Fahmarr turned McElrathbey into a leader. If not for his little brother, McElrathbey might not have chosen that leadership path. He needed to focus on another person’s life and make it better.
Mixson II said he was a little surprised to hear he was the hero of the movie.
“That’s just crazy. It is amazing to be called the hero,” Mixson said. “I also think Ray is the hero for me too. He saved me. I don’t go to foster care if he don’t take care of me. I call him the hero too. I guess I’m the hero, too.”
Reeves and McElrathbey were also asked who they thought were the bad guys in the movie. There are plenty to choose from. The NCAA, the body that oversees college sports and sets the rules for teams and players that play college sports, is the easy target. But McElrathbey had a different choice.
“As far as bad guys in the movie, I would call myself a bad guy,” McElrathbey said. “Reason being, looking back, you always feel like there’s some situations you could have possibly changed. Me being, not necessarily a perfectionist, but one that wants to get a bunch of things right, I feel like there were a lot of things during those times that I didn’t get right, that I would much rather change now looking back at it.”Reeves said it is complicated trying to single out a villain in the movie.
“You can’t necessarily blame anyone for having rules or regulations prior to a situation,” Reeves said. “I don’t think anyone had ill will, it was just the situation.”
Reginald Hudlin, the director of the movie, said there are no villains in ‘Safety.’
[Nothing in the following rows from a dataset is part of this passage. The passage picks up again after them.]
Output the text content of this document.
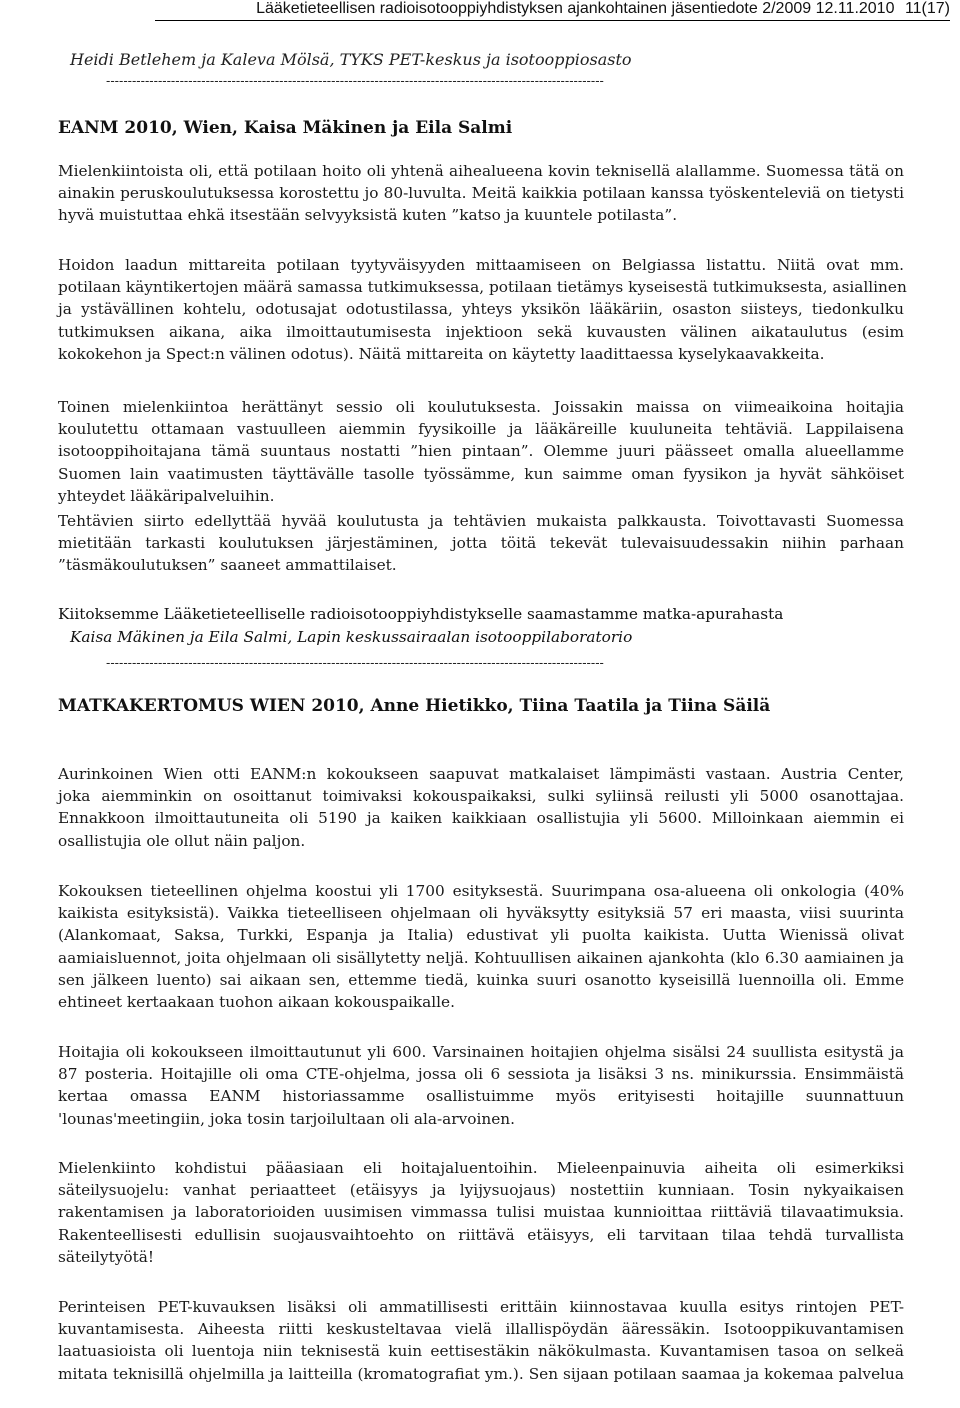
Lääketieteellisen radioisotooppiyhdistyksen ajankohtainen jäsentiedote 2/2009 12.11.2010 11(17)
Heidi Betlehem ja Kaleva Mölsä, TYKS PET-keskus ja isotooppiosasto
-------------------------------------------------------------------------------------------------------------------
EANM 2010, Wien, Kaisa Mäkinen ja Eila Salmi
Mielenkiintoista oli, että potilaan hoito oli yhtenä aihealueena kovin teknisellä alallamme. Suomessa tätä on
ainakin peruskoulutuksessa korostettu jo 80-luvulta. Meitä kaikkia potilaan kanssa työskenteleviä on tietysti
hyvä muistuttaa ehkä itsestään selvyyksistä kuten ”katso ja kuuntele potilasta”.
Hoidon laadun mittareita potilaan tyytyväisyyden mittaamiseen on Belgiassa listattu. Niitä ovat mm.
potilaan käyntikertojen määrä samassa tutkimuksessa, potilaan tietämys kyseisestä tutkimuksesta, asiallinen
ja ystävällinen kohtelu, odotusajat odotustilassa, yhteys yksikön lääkäriin, osaston siisteys, tiedonkulku
tutkimuksen aikana, aika ilmoittautumisesta injektioon sekä kuvausten välinen aikataulutus (esim
kokokehon ja Spect:n välinen odotus). Näitä mittareita on käytetty laadittaessa kyselykaavakkeita.
Toinen mielenkiintoa herättänyt sessio oli koulutuksesta. Joissakin maissa on viimeaikoina hoitajia
koulutettu ottamaan vastuulleen aiemmin fyysikoille ja lääkäreille kuuluneita tehtäviä. Lappilaisena
isotooppihoitajana tämä suuntaus nostatti ”hien pintaan”. Olemme juuri päässeet omalla alueellamme
Suomen lain vaatimusten täyttävälle tasolle työssämme, kun saimme oman fyysikon ja hyvät sähköiset
yhteydet lääkäripalveluihin.
Tehtävien siirto edellyttää hyvää koulutusta ja tehtävien mukaista palkkausta. Toivottavasti Suomessa
mietitään tarkasti koulutuksen järjestäminen, jotta töitä tekevät tulevaisuudessakin niihin parhaan
”täsmäkoulutuksen” saaneet ammattilaiset.
Kiitoksemme Lääketieteelliselle radioisotooppiyhdistykselle saamastamme matka-apurahasta
Kaisa Mäkinen ja Eila Salmi, Lapin keskussairaalan isotooppilaboratorio
-------------------------------------------------------------------------------------------------------------------
MATKAKERTOMUS WIEN 2010, Anne Hietikko, Tiina Taatila ja Tiina Säilä
Aurinkoinen Wien otti EANM:n kokoukseen saapuvat matkalaiset lämpimästi vastaan. Austria Center,
joka aiemminkin on osoittanut toimivaksi kokouspaikaksi, sulki syliinsä reilusti yli 5000 osanottajaa.
Ennakkoon ilmoittautuneita oli 5190 ja kaiken kaikkiaan osallistujia yli 5600. Milloinkaan aiemmin ei
osallistujia ole ollut näin paljon.
Kokouksen tieteellinen ohjelma koostui yli 1700 esityksestä. Suurimpana osa-alueena oli onkologia (40%
kaikista esityksistä). Vaikka tieteelliseen ohjelmaan oli hyväksytty esityksiä 57 eri maasta, viisi suurinta
(Alankomaat, Saksa, Turkki, Espanja ja Italia) edustivat yli puolta kaikista. Uutta Wienissä olivat
aamiaisluennot, joita ohjelmaan oli sisällytetty neljä. Kohtuullisen aikainen ajankohta (klo 6.30 aamiainen ja
sen jälkeen luento) sai aikaan sen, ettemme tiedä, kuinka suuri osanotto kyseisillä luennoilla oli. Emme
ehtineet kertaakaan tuohon aikaan kokouspaikalle.
Hoitajia oli kokoukseen ilmoittautunut yli 600. Varsinainen hoitajien ohjelma sisälsi 24 suullista esitystä ja
87 posteria. Hoitajille oli oma CTE-ohjelma, jossa oli 6 sessiota ja lisäksi 3 ns. minikurssia. Ensimmäistä
kertaa omassa EANM historiassamme osallistuimme myös erityisesti hoitajille suunnattuun
'lounas'meetingiin, joka tosin tarjoilultaan oli ala-arvoinen.
Mielenkiinto kohdistui pääasiaan eli hoitajaluentoihin. Mieleenpainuvia aiheita oli esimerkiksi
säteilysuojelu: vanhat periaatteet (etäisyys ja lyijysuojaus) nostettiin kunniaan. Tosin nykyaikaisen
rakentamisen ja laboratorioiden uusimisen vimmassa tulisi muistaa kunnioittaa riittäviä tilavaatimuksia.
Rakenteellisesti edullisin suojausvaihtoehto on riittävä etäisyys, eli tarvitaan tilaa tehdä turvallista
säteilytyötä!
Perinteisen PET-kuvauksen lisäksi oli ammatillisesti erittäin kiinnostavaa kuulla esitys rintojen PET-
kuvantamisesta. Aiheesta riitti keskusteltavaa vielä illallispöydän ääressäkin. Isotooppikuvantamisen
laatuasioista oli luentoja niin teknisestä kuin eettisestäkin näkökulmasta. Kuvantamisen tasoa on selkeä
mitata teknisillä ohjelmilla ja laitteilla (kromatografiat ym.). Sen sijaan potilaan saamaa ja kokemaa palvelua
“It’s just the unfortunate aspects of that circumstance,” Hudlin said. “You can’t even get mad at anybody. It’s a bunch of people being forced to do things that they don’t want to do. The coach’s wife wants to give him a ride, but she can’t because that would put them in more trouble. These terrible catch-22s that they’re all trying to survive, I like that. I like that people laugh, then 10 minutes later in the movie they’re crying.”